On 2004-11-18 13:32:00, cleveland wrote:
It's probably also true that power and influence was a part of the equation - but a plot to enslave the citizens and make them docile? Really???
"From the bottom of any large organization looking up through the ranks, human greed and stupidity look a lot like a conspiracy."
--S. Gilbert
Obviously, there are too many people and too many factors beyond anyone's control or ability to predict for a tight conspiracy theory to hold up. However, I think there was and is an agenda to influence our culture. And I think it's based on rather hysterical notions about the mystical power of psychotropic substances and youthful dissent and rebellion.
When I first heard the term COINTELPRO, I thought it was pretty far out there. Turns out, it was an actual government covert operation employed against American citizens. It's all documented and out in the open now. Well, maybe not
all out in the open. But even the government openly acknowledges the existance and general purpose of the Mad Monks operation. When I first heard about the NSA (back in the early `80's, btw, from an exboyfriend who claimed to be ex CIA) I didn't believe that either. Now they agency has a sign out in front of their headquarters in Ft. Mead, MD.
The Program is a whole lot easier to track than that.

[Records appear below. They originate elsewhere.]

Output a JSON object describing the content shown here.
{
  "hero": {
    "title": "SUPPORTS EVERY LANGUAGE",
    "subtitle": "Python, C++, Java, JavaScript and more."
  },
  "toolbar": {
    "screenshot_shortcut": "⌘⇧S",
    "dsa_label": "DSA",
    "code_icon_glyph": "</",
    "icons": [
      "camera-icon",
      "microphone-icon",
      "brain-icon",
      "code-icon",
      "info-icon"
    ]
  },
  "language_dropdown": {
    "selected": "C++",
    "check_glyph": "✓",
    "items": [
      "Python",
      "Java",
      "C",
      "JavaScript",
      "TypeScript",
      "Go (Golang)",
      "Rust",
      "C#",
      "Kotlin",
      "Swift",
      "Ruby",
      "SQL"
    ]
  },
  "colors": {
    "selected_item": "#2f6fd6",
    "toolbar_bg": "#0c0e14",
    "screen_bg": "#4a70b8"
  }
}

Just read the mission statements and press releases from agencies and organizations like NIDA, ONDCP, DFAF, DPNA, OFBCI and myriad others such as the newly created NSDAP (I shit you not!
http://blog.drugpolicy.org/2004/10/ondc ... ipped.html As Ethan Strafin noted, either they're too stupid to live, or now they're just taunting us.)

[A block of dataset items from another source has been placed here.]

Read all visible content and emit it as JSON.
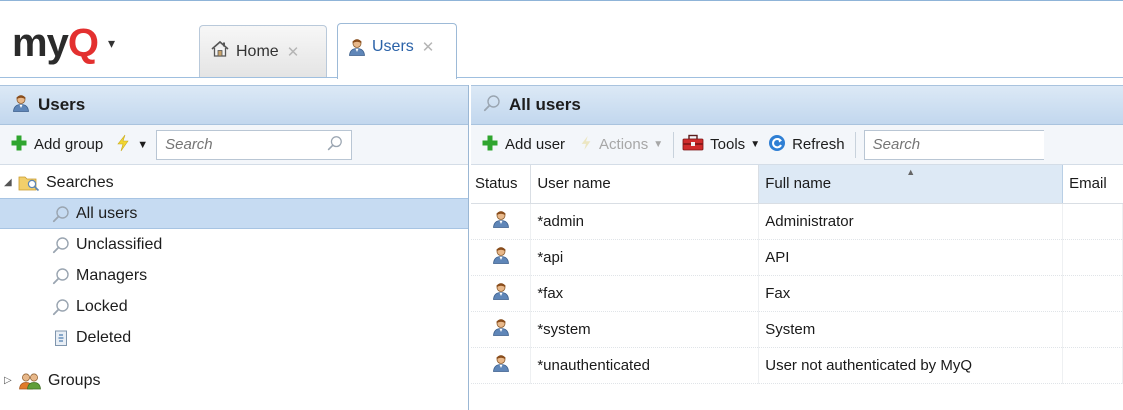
{
  "app": {
    "logo_prefix": "my",
    "logo_q": "Q",
    "logo_caret": "▾"
  },
  "tabs": [
    {
      "label": "Home",
      "icon": "home-icon",
      "active": false
    },
    {
      "label": "Users",
      "icon": "user-icon",
      "active": true
    }
  ],
  "left": {
    "header": "Users",
    "toolbar": {
      "add_group": "Add group",
      "search_placeholder": "Search"
    },
    "tree": [
      {
        "label": "Searches",
        "icon": "folder-search-icon",
        "expanded": true,
        "level": 0
      },
      {
        "label": "All users",
        "icon": "search-icon",
        "selected": true,
        "level": 1
      },
      {
        "label": "Unclassified",
        "icon": "search-icon",
        "level": 1
      },
      {
        "label": "Managers",
        "icon": "search-icon",
        "level": 1
      },
      {
        "label": "Locked",
        "icon": "search-icon",
        "level": 1
      },
      {
        "label": "Deleted",
        "icon": "recycle-bin-icon",
        "level": 1
      },
      {
        "label": "Groups",
        "icon": "group-icon",
        "expanded": false,
        "level": 0
      }
    ]
  },
  "right": {
    "header": "All users",
    "toolbar": {
      "add_user": "Add user",
      "actions": "Actions",
      "tools": "Tools",
      "refresh": "Refresh",
      "search_placeholder": "Search"
    },
    "columns": [
      "Status",
      "User name",
      "Full name",
      "Email"
    ],
    "sorted_column": "Full name",
    "rows": [
      {
        "status_icon": "user-icon",
        "user_name": "*admin",
        "full_name": "Administrator",
        "email": ""
      },
      {
        "status_icon": "user-icon",
        "user_name": "*api",
        "full_name": "API",
        "email": ""
      },
      {
        "status_icon": "user-icon",
        "user_name": "*fax",
        "full_name": "Fax",
        "email": ""
      },
      {
        "status_icon": "user-icon",
        "user_name": "*system",
        "full_name": "System",
        "email": ""
      },
      {
        "status_icon": "user-icon",
        "user_name": "*unauthenticated",
        "full_name": "User not authenticated by MyQ",
        "email": ""
      }
    ]
  },
  "colors": {
    "brand_red": "#e3302f",
    "header_blue": "#c2d7ee",
    "selected_row": "#c6dbf2",
    "add_green": "#2fa52f",
    "refresh_blue": "#2f7fd4"
  }
}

Ok, one more trite quote to try and clarify my point.
"a long habit of not thinking a thing wrong, gives it a superficial appearance of being right, and raises at first a formidable outcry in defence of custom. But the tumult soon subsides. Time makes more converts than reason."--Thomas Paine
None of us are old enough to remember an America where even a child could run an errand down to the local apothecary to pick up some morphine or cannabis tincture or any other substance w/o a Rx for an ailing family member. It seems perfectly good and right and proper to most of us that the government should make our drug taking decisions for us and enforce those dictates by any means necessary.
But, in the last 100 years or so since we began ceding our autonomy in this area of our lives, all of the problems associated w/ drug use, production and distribution have gotten worse, not better. And this new method of dealing w/ drug use as a public matter instead of a private one has generated a whole raft of problems that simply didn't exist in this country prior to the implimentation of this most expensive, failed New Deal progrom.

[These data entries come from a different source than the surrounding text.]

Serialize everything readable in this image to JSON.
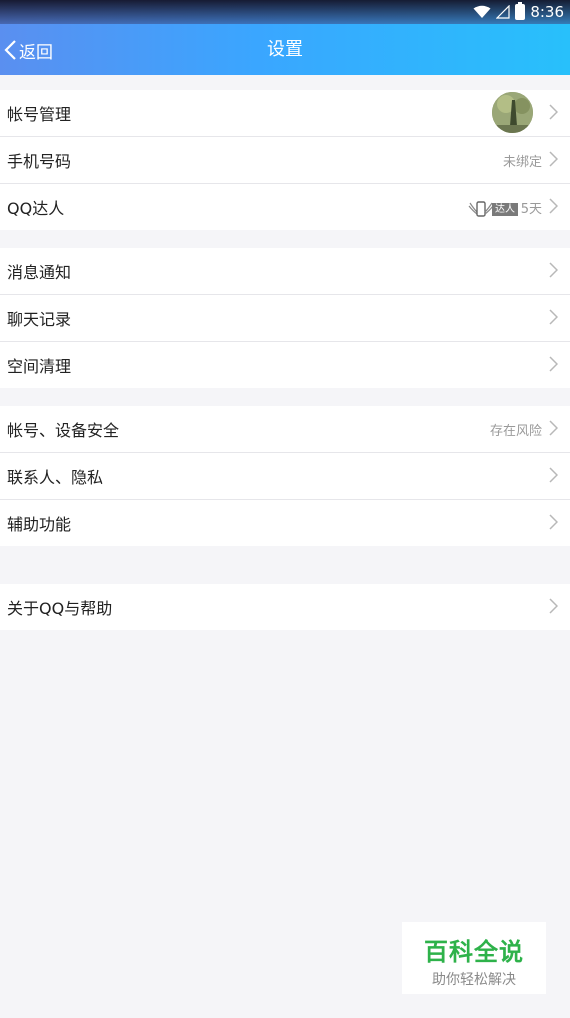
{
  "status": {
    "time": "8:36"
  },
  "header": {
    "back_label": "返回",
    "title": "设置"
  },
  "groups": [
    {
      "items": [
        {
          "label": "帐号管理"
        },
        {
          "label": "手机号码",
          "value": "未绑定"
        },
        {
          "label": "QQ达人",
          "badge": "达人",
          "value": "5天"
        }
      ]
    },
    {
      "items": [
        {
          "label": "消息通知"
        },
        {
          "label": "聊天记录"
        },
        {
          "label": "空间清理"
        }
      ]
    },
    {
      "items": [
        {
          "label": "帐号、设备安全",
          "value": "存在风险"
        },
        {
          "label": "联系人、隐私"
        },
        {
          "label": "辅助功能"
        }
      ]
    },
    {
      "items": [
        {
          "label": "关于QQ与帮助"
        }
      ]
    }
  ],
  "watermark": {
    "title": "百科全说",
    "subtitle": "助你轻松解决"
  }
}
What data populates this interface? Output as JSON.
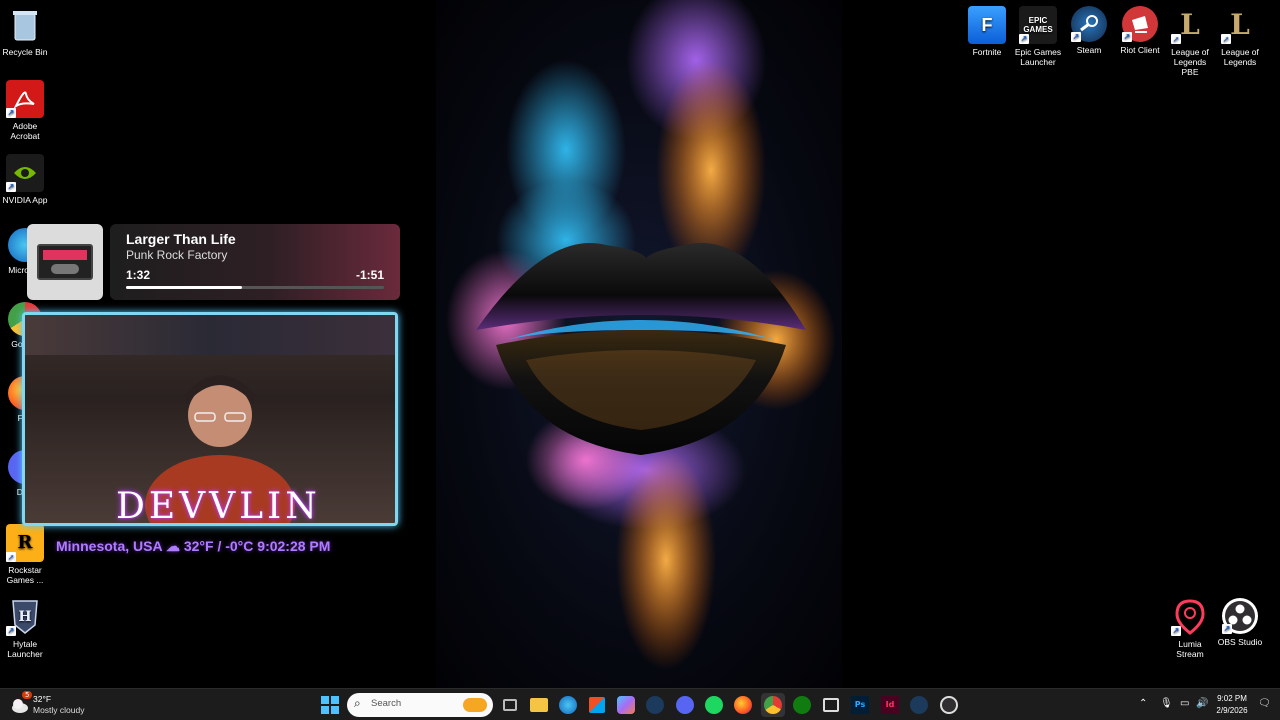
{
  "desktop": {
    "left_icons": [
      {
        "label": "Recycle Bin",
        "icon": "recycle-bin-icon"
      },
      {
        "label": "Adobe Acrobat",
        "icon": "adobe-acrobat-icon"
      },
      {
        "label": "NVIDIA App",
        "icon": "nvidia-icon"
      },
      {
        "label": "Micro Ed",
        "icon": "edge-icon"
      },
      {
        "label": "Go Chr",
        "icon": "chrome-icon"
      },
      {
        "label": "Fire",
        "icon": "firefox-icon"
      },
      {
        "label": "Disc",
        "icon": "discord-icon"
      },
      {
        "label": "Rockstar Games ...",
        "icon": "rockstar-icon"
      },
      {
        "label": "Hytale Launcher",
        "icon": "hytale-icon"
      }
    ],
    "right_icons": [
      {
        "label": "Fortnite",
        "icon": "fortnite-icon"
      },
      {
        "label": "Epic Games Launcher",
        "icon": "epic-games-icon",
        "text": "EPIC GAMES"
      },
      {
        "label": "Steam",
        "icon": "steam-icon"
      },
      {
        "label": "Riot Client",
        "icon": "riot-client-icon"
      },
      {
        "label": "League of Legends PBE",
        "icon": "league-pbe-icon"
      },
      {
        "label": "League of Legends",
        "icon": "league-icon"
      }
    ],
    "bottom_right_icons": [
      {
        "label": "Lumia Stream",
        "icon": "lumia-stream-icon"
      },
      {
        "label": "OBS Studio",
        "icon": "obs-studio-icon"
      }
    ]
  },
  "media": {
    "title": "Larger Than Life",
    "artist": "Punk Rock Factory",
    "elapsed": "1:32",
    "remaining": "-1:51",
    "progress": 0.45
  },
  "stream_overlay": {
    "name": "DEVVLIN",
    "location": "Minnesota, USA",
    "temperature": "32°F / -0°C",
    "time": "9:02:28 PM"
  },
  "taskbar": {
    "weather_temp": "32°F",
    "weather_cond": "Mostly cloudy",
    "weather_badge": "5",
    "search_placeholder": "Search",
    "pinned": [
      "start-icon",
      "task-view-icon",
      "file-explorer-icon",
      "edge-icon",
      "store-icon",
      "copilot-icon",
      "steam-icon",
      "discord-icon",
      "spotify-icon",
      "firefox-icon",
      "chrome-icon",
      "xbox-icon",
      "screen-capture-icon",
      "photoshop-icon",
      "indesign-icon",
      "steam-icon",
      "obs-icon"
    ],
    "clock_time": "9:02 PM",
    "clock_date": "2/9/2026"
  },
  "colors": {
    "accent_overlay": "#b07cff",
    "webcam_border": "#7fd8f0",
    "taskbar": "#1c1c1c"
  }
}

I think it's time we acknowledge that there really is a vast, expansive and invasive network of federal, state and local agencies dedicated to controling our knowledge, attitudes and beliefs about drugs, that it has failed misserably by comparison to the way we used to deal w/ this issue and that it's high time we dismantled the whole damned machine.
The overwhelming majority of people have more than the average (mean) number of legs.